Il pool antomafia reggino ha prodotto un’offensiva senza precedenti: la Procura di Reggio insieme a quella di Palermo è quella che ha registrato più operazioni antimafia con centinaia e centinaia di arresti. Sono stati individuati i canali di approvvigionamento della cocaina e del riciclaggio, arrestati 49 boss latitanti, Giuseppe De Stefano su tutti, e sono stati sequestrati beni per 800 milioni di euro.
Di recente, le inchieste hanno portato al sequestro di decine di beni tra i quali lo storico Cafè de Paris di via Veneto, a Roma, e di altri locali che in pochi anni erano passati nelle mani della criminalità organizzata calabrese.

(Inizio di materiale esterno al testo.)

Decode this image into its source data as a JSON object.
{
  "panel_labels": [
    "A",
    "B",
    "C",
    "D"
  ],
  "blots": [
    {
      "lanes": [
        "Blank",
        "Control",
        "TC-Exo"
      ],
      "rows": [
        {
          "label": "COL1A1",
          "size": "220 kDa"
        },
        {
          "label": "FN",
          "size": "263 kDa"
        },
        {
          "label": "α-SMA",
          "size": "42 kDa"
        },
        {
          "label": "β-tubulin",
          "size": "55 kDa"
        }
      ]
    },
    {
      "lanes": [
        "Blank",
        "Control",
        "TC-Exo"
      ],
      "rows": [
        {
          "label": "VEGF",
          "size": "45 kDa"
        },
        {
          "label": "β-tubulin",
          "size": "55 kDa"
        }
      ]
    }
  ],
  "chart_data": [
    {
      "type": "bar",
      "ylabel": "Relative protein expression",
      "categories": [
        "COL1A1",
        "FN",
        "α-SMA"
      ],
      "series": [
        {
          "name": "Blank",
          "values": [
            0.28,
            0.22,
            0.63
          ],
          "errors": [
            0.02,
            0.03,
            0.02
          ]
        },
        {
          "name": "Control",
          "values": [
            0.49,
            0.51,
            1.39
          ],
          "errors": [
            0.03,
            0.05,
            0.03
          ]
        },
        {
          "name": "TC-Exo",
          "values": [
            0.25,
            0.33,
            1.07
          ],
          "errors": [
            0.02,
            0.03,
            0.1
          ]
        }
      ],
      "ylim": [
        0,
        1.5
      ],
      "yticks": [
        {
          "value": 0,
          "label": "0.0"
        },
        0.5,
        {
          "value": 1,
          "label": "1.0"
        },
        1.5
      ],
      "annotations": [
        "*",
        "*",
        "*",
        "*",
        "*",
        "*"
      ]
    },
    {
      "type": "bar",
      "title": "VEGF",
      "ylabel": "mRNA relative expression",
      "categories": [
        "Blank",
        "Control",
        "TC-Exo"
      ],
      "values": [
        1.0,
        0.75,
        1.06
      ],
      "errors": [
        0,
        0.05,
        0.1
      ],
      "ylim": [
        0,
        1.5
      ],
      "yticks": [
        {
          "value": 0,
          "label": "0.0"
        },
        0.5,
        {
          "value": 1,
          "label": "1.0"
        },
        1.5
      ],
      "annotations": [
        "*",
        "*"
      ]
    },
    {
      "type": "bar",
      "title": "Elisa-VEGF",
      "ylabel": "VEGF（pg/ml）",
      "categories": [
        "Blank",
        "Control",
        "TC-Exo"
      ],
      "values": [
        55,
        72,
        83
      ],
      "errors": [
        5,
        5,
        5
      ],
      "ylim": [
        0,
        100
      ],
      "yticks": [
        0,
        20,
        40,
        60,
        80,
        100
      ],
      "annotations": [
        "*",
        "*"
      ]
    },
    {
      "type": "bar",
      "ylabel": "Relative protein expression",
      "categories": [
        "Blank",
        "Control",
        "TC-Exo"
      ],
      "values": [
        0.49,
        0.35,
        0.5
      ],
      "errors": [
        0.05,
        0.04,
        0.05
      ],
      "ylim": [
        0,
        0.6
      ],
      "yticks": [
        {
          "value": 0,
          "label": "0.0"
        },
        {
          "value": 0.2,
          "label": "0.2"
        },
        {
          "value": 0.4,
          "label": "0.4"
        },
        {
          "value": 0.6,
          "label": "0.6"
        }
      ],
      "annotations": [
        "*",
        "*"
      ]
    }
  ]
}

Ecco perchè i clan hanno alzato il tiro: non si aspettavano un’offensiva così determinata e veloce, e adesso hanno tanta paura.

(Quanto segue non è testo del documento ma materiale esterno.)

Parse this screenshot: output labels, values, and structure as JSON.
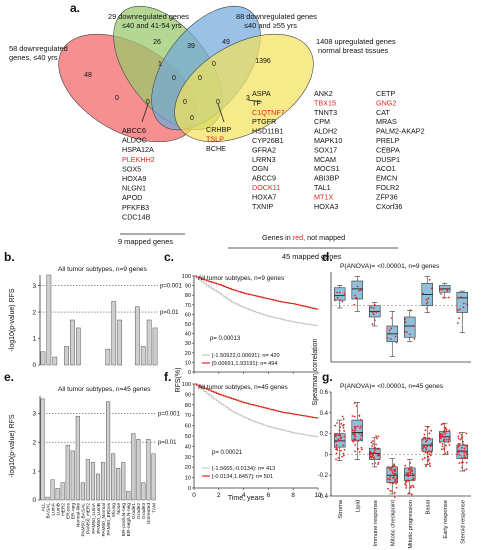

A mettere i puntini sulle -i- ci pensa proprio il Procuratore generale della repubblica di Reggio Calabria, Salvatore Di Landro, che nel corso della conferenza stampa tenutasi nel pomeriggio in Prefettura, ha spiegato come le cosche erano convinte che -in Appello si sistema tutto-. Una convinzione venuta fuori in numerose dichiarazioni di pentiti e anche in diverse intercettazioni telefoniche. Di Landro ha dichiarato che -forse qualcuno si era illuso che tenessimo un profilo più basso, cosa sbagliata, perché noi non ci arrendiamo mai. I criminali sono portati a pensare che nel processo d’appello le cose si sistemano, quando questo non avviene, quando anche qui si rendono conto che i processi vengono trattati con pari impegno, qualcuno può avere la tentazione di reagire. Le cosche tradizionali si dividono il territorio con una capillarità impressionate, quindi sappiamo bene qual è il confine della giurisdizione tra due clan. In questo caso, però, visto che hanno colpito le istituzioni la decisione deve essere stata presa collegialmente da tutte le ‘ndrine della zona-.
Ma lo Stato continua a garantire che non si arrenderà e che anzi le Istituzioni continueranno a fare il loro lavoro con sempre più impegno e serietà.